Final answer:
To calculate the total distance traveled by the projectile in the first 5 seconds, one should compute the upward distance to the maximum height using integration of the velocity function, then compute the distance it falls down by integrating from the time it reaches the maximum height to 5 seconds, and sum the two distances.
Step-by-step explanation:
The question asks about calculating the total distance a projectile travels when launched straight up with an initial velocity of 100 ft/s and subjected to Earth's gravity. To determine the total distance traveled by the projectile during the first 5 seconds, we must consider the upward and downward paths. The velocity function is given by v(t) = 100 - 32t ft/s, which accounts for the acceleration due to gravity (32 ft/s2 downward).
First, we need to find the time at which the projectile reaches its maximum height. This occurs when its velocity is zero. Setting the velocity function equal to zero, we get tmax = 100/32 seconds. Since this time is less than 5 seconds, we know that the projectile reaches its maximum height and starts falling back down within the 5-second interval.

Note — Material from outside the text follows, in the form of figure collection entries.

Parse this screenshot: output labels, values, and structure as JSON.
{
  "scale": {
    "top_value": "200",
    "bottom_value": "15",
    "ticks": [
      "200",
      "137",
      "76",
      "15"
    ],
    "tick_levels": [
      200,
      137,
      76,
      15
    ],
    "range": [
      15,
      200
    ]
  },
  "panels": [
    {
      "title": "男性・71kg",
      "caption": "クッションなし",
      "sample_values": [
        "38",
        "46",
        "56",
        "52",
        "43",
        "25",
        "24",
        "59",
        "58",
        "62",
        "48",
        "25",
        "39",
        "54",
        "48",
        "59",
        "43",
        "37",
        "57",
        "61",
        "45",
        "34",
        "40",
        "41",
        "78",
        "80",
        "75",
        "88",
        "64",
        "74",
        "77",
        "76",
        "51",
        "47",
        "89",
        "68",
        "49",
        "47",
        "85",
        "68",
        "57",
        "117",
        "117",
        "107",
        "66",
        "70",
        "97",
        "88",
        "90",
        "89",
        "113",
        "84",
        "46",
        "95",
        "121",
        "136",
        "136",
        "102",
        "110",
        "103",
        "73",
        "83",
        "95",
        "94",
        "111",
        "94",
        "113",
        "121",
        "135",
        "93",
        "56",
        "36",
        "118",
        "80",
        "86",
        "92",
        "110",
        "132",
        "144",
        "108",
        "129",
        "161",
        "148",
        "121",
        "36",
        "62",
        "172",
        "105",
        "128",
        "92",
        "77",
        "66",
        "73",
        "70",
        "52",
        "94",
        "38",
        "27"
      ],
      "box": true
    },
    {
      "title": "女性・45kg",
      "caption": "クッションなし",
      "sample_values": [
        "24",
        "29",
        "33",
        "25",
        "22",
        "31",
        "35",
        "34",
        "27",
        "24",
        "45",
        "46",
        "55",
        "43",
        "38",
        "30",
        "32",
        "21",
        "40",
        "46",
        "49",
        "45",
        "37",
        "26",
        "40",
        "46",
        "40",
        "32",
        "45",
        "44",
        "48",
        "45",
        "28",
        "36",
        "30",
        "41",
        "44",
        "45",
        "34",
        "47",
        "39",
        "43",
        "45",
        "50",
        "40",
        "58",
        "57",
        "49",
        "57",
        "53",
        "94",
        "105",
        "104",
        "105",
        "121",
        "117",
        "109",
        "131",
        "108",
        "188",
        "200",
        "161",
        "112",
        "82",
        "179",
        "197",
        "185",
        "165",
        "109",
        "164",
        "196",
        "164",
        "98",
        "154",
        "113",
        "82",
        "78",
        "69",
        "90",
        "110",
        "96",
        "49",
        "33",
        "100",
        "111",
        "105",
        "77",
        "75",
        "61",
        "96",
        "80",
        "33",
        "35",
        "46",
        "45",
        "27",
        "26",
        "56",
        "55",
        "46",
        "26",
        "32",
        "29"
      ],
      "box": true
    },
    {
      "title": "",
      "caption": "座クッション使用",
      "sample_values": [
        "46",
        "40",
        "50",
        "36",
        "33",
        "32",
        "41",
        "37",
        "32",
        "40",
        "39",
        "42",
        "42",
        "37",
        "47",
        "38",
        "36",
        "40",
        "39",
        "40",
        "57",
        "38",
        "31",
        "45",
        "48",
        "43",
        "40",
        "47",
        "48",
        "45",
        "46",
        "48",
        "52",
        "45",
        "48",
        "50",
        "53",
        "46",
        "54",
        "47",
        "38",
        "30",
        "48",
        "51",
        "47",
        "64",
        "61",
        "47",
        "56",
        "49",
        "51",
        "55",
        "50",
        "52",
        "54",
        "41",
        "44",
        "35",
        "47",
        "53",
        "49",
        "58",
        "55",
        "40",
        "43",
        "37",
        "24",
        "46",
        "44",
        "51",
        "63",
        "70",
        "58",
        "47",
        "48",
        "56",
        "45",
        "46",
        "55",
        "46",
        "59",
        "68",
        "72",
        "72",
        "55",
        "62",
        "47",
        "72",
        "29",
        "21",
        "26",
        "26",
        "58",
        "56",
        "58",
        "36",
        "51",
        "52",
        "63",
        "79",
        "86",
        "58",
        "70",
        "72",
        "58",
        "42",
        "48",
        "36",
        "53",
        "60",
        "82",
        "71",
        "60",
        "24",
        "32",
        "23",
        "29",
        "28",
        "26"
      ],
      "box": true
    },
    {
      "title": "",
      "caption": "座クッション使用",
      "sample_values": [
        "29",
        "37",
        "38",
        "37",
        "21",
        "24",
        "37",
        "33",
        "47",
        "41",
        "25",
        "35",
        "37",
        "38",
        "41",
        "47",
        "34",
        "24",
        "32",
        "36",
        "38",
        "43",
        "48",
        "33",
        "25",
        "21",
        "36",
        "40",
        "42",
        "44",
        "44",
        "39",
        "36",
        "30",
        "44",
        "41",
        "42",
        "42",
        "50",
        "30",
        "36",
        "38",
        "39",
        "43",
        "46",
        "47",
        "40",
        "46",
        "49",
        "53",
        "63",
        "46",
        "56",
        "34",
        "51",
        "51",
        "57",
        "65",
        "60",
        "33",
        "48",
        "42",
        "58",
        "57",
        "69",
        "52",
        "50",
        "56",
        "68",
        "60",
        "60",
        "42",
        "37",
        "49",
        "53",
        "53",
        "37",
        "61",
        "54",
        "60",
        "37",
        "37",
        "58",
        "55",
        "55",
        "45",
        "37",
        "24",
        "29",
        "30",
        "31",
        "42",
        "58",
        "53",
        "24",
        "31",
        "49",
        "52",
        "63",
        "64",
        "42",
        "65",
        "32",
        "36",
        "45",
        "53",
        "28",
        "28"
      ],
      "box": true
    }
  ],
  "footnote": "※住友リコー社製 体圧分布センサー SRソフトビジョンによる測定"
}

To find the distance traveled to the maximum height, we integrate the velocity function from 0 to tmax. The integral of v(t) from 0 to tmax is (100t - 16t2) evaluated from 0 to 100/32, which gives us the height H reached by the projectile. To find the total distance traveled in 5 seconds, we then calculate the distance fallen back down from tmax to 5 seconds by integrating the velocity function again but with the proper limits of integration.
After performing these calculations, we sum the upward and downward distances to compute the total distance traveled by the projectile during the first 5 seconds.